A Likely Lad by Peter Doherty – an appetite for self-destruction

Squalor, Kate Moss, prison, class A drugs… the indie frontman and tabloid fixture’s memoir is lucid, candid and, ultimately, hopeful

Peter Doherty had, for a period in the mid 00s, the kind of fame that made him recognisable even in silhouette. Like his friend Amy Winehouse, he was a fixture on tabloid front pages, whether in disrepair or ducking out of a courtroom. Doherty had gone from a cultish figure as co-frontman (with Carl Barât) of the Libertines – a band with a devoted following and tantalising capacity for implosion – to a threat to the nation’s impressionable youth and himself. His drive to self-destruction was served up as cartoonish sideshow, his trajectory fast-tracked from public health risk to pitiable train wreck, amplified by his relationship with Kate Moss, a famously guarded A-lister. Playing up to the “why him?” angle, the couple duetted on a tellingly titled song, La Belle et la Bête.

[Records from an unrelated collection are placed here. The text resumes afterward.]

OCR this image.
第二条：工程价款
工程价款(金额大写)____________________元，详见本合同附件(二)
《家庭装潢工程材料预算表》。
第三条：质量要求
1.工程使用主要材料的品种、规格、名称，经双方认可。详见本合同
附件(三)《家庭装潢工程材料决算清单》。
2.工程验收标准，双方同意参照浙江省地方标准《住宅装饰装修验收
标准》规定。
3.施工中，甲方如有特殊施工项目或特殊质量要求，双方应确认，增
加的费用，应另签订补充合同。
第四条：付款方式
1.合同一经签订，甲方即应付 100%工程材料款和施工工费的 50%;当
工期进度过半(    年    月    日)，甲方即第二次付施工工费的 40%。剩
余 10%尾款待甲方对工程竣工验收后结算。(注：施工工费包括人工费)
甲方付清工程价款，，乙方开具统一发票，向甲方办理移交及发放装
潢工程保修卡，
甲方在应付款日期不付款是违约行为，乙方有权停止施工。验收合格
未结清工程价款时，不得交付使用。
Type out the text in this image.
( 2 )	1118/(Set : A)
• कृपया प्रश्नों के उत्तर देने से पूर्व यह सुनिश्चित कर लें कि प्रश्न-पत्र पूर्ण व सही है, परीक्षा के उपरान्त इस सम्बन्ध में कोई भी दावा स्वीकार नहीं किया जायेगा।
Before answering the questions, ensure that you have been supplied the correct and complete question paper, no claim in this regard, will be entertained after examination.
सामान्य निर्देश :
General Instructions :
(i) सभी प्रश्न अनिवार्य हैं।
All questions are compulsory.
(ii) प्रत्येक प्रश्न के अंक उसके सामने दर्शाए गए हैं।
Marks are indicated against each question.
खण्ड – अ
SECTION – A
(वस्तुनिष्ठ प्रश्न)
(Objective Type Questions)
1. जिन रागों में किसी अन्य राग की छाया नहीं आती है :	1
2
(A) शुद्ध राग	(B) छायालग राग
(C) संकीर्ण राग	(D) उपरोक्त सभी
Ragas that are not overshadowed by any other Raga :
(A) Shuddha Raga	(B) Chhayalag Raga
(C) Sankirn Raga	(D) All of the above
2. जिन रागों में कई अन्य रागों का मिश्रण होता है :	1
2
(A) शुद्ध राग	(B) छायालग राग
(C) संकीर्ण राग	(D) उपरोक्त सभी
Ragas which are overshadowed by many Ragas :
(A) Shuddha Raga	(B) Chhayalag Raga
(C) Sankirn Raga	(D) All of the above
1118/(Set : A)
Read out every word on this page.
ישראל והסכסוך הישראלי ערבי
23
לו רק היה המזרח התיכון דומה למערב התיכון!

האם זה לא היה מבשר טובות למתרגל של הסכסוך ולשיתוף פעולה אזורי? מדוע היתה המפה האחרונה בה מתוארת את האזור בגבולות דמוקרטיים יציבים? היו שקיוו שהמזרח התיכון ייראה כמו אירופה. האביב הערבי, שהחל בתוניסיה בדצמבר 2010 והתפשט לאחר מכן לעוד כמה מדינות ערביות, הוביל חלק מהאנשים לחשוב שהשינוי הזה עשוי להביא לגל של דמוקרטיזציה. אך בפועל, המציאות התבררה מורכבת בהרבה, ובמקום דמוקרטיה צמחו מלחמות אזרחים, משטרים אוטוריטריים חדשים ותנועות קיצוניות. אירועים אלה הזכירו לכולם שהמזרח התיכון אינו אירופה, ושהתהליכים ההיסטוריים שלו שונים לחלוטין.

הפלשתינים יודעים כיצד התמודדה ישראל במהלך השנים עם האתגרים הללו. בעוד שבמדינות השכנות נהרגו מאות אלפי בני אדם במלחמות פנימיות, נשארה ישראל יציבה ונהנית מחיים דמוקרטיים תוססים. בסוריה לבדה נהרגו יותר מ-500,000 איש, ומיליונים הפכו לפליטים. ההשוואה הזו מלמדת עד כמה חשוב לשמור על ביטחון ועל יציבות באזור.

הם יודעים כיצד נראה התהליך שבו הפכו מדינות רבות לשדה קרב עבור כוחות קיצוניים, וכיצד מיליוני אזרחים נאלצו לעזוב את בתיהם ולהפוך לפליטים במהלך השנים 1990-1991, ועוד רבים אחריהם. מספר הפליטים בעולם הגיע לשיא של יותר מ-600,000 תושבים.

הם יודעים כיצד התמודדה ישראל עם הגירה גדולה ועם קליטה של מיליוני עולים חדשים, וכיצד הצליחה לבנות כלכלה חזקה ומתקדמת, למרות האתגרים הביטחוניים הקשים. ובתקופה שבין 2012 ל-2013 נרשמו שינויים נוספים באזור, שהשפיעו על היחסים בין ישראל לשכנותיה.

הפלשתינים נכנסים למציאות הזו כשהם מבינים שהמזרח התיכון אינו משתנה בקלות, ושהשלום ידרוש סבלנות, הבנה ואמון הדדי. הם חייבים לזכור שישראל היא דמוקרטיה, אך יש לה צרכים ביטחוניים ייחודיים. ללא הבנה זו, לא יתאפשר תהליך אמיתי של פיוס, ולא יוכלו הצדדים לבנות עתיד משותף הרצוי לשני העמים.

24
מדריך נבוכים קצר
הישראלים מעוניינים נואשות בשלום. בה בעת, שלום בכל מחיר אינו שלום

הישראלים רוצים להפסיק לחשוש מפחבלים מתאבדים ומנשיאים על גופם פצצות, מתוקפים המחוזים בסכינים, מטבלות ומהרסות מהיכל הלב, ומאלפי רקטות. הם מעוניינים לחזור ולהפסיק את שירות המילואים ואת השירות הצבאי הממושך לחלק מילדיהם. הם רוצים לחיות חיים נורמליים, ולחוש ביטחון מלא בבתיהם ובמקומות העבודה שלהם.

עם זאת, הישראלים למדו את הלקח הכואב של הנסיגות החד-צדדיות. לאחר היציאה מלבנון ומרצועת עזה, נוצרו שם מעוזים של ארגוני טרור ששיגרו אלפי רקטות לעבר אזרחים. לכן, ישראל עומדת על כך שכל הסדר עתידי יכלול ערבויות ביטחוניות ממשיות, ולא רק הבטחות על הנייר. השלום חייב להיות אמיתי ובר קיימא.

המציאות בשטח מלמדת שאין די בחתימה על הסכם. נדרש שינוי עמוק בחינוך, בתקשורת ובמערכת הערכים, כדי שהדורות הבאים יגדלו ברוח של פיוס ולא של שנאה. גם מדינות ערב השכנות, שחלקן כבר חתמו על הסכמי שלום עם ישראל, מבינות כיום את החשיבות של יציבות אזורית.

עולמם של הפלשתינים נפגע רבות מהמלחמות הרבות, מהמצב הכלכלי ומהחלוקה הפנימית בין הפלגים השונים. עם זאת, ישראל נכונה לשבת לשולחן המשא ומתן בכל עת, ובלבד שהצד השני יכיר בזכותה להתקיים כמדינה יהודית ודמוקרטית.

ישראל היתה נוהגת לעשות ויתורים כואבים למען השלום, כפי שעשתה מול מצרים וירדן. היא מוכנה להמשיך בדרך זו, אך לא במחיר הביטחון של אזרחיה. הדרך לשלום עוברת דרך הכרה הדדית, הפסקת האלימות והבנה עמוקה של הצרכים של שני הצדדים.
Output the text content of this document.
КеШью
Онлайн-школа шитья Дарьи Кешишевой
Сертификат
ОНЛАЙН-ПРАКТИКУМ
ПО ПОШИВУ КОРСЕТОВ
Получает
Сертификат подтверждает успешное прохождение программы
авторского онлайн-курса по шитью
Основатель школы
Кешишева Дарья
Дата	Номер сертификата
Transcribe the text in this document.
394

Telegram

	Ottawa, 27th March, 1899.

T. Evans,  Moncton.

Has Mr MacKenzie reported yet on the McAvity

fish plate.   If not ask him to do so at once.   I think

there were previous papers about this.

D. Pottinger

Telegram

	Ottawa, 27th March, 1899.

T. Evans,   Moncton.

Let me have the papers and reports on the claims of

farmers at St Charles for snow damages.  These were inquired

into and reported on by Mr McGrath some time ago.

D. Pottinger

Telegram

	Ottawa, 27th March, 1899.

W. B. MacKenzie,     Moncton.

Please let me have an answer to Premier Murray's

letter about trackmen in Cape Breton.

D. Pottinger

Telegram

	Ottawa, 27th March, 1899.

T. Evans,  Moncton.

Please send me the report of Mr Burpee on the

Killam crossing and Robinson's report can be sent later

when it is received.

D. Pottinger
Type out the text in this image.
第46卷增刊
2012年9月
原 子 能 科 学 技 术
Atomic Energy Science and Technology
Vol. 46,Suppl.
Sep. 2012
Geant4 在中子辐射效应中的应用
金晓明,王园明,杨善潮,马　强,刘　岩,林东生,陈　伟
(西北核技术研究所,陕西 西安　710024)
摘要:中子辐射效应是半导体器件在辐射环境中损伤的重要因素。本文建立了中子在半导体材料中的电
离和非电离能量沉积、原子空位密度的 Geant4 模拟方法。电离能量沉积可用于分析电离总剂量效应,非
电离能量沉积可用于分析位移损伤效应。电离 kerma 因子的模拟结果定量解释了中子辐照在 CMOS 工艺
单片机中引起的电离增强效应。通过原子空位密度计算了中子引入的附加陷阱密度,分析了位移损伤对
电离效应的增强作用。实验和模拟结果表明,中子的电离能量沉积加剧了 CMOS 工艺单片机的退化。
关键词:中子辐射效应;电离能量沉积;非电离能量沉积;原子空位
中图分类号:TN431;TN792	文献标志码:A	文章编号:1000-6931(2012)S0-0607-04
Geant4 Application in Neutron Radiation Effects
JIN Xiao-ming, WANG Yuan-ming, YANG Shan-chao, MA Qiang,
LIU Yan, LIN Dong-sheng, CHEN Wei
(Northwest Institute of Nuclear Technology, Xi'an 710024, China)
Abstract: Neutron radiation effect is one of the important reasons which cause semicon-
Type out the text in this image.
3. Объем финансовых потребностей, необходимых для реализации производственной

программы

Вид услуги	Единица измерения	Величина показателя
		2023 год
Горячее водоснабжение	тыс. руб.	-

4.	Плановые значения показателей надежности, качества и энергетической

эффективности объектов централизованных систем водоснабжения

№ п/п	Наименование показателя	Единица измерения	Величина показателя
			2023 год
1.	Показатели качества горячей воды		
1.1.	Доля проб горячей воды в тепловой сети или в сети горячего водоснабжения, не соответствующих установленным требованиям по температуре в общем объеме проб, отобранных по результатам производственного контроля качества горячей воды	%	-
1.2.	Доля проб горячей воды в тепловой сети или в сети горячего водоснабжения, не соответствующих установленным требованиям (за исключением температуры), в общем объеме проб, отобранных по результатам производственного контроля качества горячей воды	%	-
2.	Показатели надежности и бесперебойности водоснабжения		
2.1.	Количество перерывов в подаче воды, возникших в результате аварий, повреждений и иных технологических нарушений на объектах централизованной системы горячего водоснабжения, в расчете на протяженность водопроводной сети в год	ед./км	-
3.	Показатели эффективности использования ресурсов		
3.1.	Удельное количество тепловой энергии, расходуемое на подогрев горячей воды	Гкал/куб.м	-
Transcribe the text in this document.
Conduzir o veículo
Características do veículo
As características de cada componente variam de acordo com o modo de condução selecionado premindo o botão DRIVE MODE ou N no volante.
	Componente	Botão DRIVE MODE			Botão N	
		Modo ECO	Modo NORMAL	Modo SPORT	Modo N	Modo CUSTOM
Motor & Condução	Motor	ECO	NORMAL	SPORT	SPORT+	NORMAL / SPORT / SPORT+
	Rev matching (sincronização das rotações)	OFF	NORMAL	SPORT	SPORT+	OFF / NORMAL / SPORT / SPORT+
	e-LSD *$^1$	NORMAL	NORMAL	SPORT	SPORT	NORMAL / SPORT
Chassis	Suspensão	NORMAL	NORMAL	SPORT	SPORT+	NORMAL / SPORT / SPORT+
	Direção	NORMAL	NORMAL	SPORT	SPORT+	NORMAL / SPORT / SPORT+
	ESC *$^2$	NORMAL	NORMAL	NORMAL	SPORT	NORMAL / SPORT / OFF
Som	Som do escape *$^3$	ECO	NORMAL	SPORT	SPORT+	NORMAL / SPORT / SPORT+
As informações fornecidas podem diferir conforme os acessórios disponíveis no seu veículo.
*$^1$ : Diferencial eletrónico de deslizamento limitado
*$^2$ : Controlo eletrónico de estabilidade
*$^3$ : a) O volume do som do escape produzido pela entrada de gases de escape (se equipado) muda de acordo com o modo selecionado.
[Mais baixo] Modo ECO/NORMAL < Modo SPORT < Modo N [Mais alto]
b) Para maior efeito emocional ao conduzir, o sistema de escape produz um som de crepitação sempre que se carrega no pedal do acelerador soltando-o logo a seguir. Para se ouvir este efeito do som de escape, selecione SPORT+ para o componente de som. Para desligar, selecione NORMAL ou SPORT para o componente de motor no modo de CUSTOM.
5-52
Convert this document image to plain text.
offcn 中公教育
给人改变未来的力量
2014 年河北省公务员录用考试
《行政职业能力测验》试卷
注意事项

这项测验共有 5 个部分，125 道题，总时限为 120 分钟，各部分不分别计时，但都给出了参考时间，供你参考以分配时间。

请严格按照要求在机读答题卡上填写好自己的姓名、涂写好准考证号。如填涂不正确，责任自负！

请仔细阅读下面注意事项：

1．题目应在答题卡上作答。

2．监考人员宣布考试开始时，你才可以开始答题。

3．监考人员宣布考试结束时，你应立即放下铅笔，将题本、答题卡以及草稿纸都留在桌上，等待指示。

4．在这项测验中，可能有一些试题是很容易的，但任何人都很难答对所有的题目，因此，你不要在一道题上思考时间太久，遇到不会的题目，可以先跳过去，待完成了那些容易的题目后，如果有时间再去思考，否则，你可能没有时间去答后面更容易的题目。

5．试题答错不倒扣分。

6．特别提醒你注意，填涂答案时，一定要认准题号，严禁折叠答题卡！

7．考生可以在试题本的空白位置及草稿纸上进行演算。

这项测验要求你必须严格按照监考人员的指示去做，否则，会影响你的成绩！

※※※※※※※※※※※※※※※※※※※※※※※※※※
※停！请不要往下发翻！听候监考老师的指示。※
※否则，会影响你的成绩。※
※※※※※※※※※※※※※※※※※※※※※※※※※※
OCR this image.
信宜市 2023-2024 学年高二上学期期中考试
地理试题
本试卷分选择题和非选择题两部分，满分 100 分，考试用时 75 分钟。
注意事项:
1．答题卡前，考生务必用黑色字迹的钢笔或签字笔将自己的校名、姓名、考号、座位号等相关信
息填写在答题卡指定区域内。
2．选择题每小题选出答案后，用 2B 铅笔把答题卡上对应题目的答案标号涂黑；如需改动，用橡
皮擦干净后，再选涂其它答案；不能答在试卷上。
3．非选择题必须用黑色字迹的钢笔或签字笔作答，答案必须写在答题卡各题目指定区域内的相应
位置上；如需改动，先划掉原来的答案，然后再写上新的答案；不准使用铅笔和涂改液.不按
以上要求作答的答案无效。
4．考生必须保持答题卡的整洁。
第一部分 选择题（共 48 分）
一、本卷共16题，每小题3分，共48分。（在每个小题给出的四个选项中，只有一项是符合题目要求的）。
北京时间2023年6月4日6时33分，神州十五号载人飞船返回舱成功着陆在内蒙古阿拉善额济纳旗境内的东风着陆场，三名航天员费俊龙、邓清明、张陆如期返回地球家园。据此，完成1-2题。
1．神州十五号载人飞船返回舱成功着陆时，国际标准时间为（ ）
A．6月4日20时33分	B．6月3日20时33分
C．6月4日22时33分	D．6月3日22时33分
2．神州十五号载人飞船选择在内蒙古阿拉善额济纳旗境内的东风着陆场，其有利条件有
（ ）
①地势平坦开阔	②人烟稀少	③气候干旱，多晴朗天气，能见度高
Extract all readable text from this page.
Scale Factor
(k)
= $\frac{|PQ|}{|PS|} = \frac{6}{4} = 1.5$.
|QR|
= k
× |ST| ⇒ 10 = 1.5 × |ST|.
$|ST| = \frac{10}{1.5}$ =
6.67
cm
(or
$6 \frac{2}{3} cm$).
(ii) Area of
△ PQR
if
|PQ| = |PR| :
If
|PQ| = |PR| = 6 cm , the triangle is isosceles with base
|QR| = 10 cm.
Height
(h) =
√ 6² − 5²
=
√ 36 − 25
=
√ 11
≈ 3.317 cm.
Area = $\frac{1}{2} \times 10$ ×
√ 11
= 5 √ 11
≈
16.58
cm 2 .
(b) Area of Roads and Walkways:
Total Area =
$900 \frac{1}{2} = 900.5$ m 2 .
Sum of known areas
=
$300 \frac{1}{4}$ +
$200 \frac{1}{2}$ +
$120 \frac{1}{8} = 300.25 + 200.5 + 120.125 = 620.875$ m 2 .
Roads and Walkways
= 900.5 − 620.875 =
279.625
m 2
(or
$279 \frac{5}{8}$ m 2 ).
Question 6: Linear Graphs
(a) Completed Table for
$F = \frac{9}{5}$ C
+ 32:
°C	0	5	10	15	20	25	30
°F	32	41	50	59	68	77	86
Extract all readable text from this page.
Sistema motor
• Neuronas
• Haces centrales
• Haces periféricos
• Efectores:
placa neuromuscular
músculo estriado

Doherty has made it out the other end of flashbulb infamy but, as A Likely Lad makes clear, it was touch and go. The book is an “authorised biography” put together by the music writer Simon Spence from more than 60 hours of conversations the pair had during lockdown. Spence has organised its chronology but hasn’t put words in Doherty’s mouth. As the singer notes in the foreword, he’d been clean of drugs for more than a year when they began the process and he’s a lucid, honest presence, admitting at one stage part of him had wanted to be “the most fucked-up person in the world”. Doherty reveals that beyond the tabloid hoopla, it wasn’t all brinksmanship and squalor; there was joy too, in the excess, in his relationship with Moss – at times “an Evelyn Waugh scene”, we learn, all secret rendezvous and four-poster beds – and in the camaraderie among bands, especially in the Libertines’ more ramshackle days.